How is the rollout of the Affordable Care Act affecting holistically-minded primary care clinicians?
The impact has been surprisingly minimal so far, according to Holistic Primary Care’s recent survey of more than 2,000 physicians and nurses. That said, the changes that respondents did report are largely on the downside.
The survey, fielded during the first quarter of 2014, and completed in mid-March, covered a wide range of topics, among them the effect the newly-implemented reform plan was having on patient care, administrative burden, and practitioner income. A total of 549 physicians (MDs, DOs, NDs and NMDs) and 94 nurses (NPs, RNs, LPNs, and nurse midwives) participated in the survey.
Nineteen percent of respondents reported a rise in the number of patients seeking care at their clinics since ACA took effect, while 7% said their patient loads have decreased; 51% said their patient loads have not changed—an interesting finding given all the handwringing about the shortfall of primary care practitioners to handle the impending deluge of patients.
Surprisingly, 23% said they simply did not know how the ACA rollout is affecting patient enrollment at their clinics. MDs and nurses responded very similarly on this question, with the majority in both groups reporting either no change or stating that they do not know.

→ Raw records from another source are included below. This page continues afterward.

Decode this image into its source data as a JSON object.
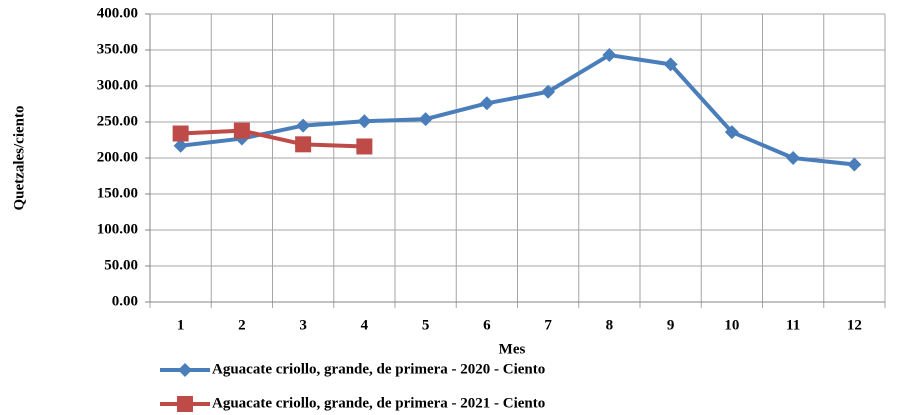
{
  "chart_data": {
    "type": "line",
    "x_label": "Mes",
    "y_label": "Quetzales/ciento",
    "categories": [
      "1",
      "2",
      "3",
      "4",
      "5",
      "6",
      "7",
      "8",
      "9",
      "10",
      "11",
      "12"
    ],
    "series": [
      {
        "name": "Aguacate criollo, grande, de primera - 2020 - Ciento",
        "color": "#4a7ebb",
        "marker": "diamond",
        "values": [
          217,
          227,
          245,
          251,
          254,
          276,
          292,
          343,
          330,
          236,
          200,
          191
        ]
      },
      {
        "name": "Aguacate criollo, grande, de primera - 2021 - Ciento",
        "color": "#be4b48",
        "marker": "square",
        "values": [
          234,
          238,
          219,
          216,
          null,
          null,
          null,
          null,
          null,
          null,
          null,
          null
        ]
      }
    ],
    "ylim": [
      0,
      400
    ],
    "yticks": [
      {
        "value": 0,
        "label": "0.00"
      },
      {
        "value": 50,
        "label": "50.00"
      },
      {
        "value": 100,
        "label": "100.00"
      },
      {
        "value": 150,
        "label": "150.00"
      },
      {
        "value": 200,
        "label": "200.00"
      },
      {
        "value": 250,
        "label": "250.00"
      },
      {
        "value": 300,
        "label": "300.00"
      },
      {
        "value": 350,
        "label": "350.00"
      },
      {
        "value": 400,
        "label": "400.00"
      }
    ],
    "grid": true,
    "legend": "bottom"
  }
}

Tracking closely with the number of clinicians reporting a rise in patient load, 15% said the amount of time they spend with each patient has decreased since ACA took effect. Yet 65% reported no change in time spent. Again MDs and nurses were very similar in their responses.
A small number—4%–said their visit times have increased—a finding that is hard to understand until we factor in that a growing number (30%) of respondents have shifted into direct pay or concierge practice models.
Minimal Income Impact
Administrative workload definitely seems to be increasing since reform became a reality. Thirty-six percent of respondents said their hassle factor has increased, while only 1% said it decreased. Surprisingly, 43% say they’ve experienced no change, and 20% do not know. MDs were somewhat more likely than nurses to report a rise in administrative workload (43% vs 36%).
One thing is clear: very few physicians and nurses (3%) are making more money since ObamaCare took effect. One in five think they’re making less. However, 45% report no change in income, and 30% say they do not know how ACA is affecting their wallets.
The latter two findings could reflect the fact that 39% of all respondents—39% of the MDs and 67% of the nurses—work as salaried employees rather than practice owners or partners. In a sense, they are shielded from any major economic impacts….at least for now.
Survey respondents are not exactly loving life under reform so far: 24% say their personal satisfaction with their practices has declined since ACA took effect, while only 5% say satisfaction has increased. Yet 54% say their satisfaction has not changed significantly.
MDs were more likely to report a decrease in satisfaction than nurses (28% vs 19%).
The Obama Administration’s reform plan is still in its earliest stages, and its full impact in the trenches of clinical practice may not yet be apparent. So far, though, healthcare reform has not been the train wreck its critics predicted, nor has it been the primary care renaissance that its promoters envisioned.
The clinicians responding to HPC’s 2014 survey do not appear to be thrilled with the changes so far, but for most the impact has been minimal.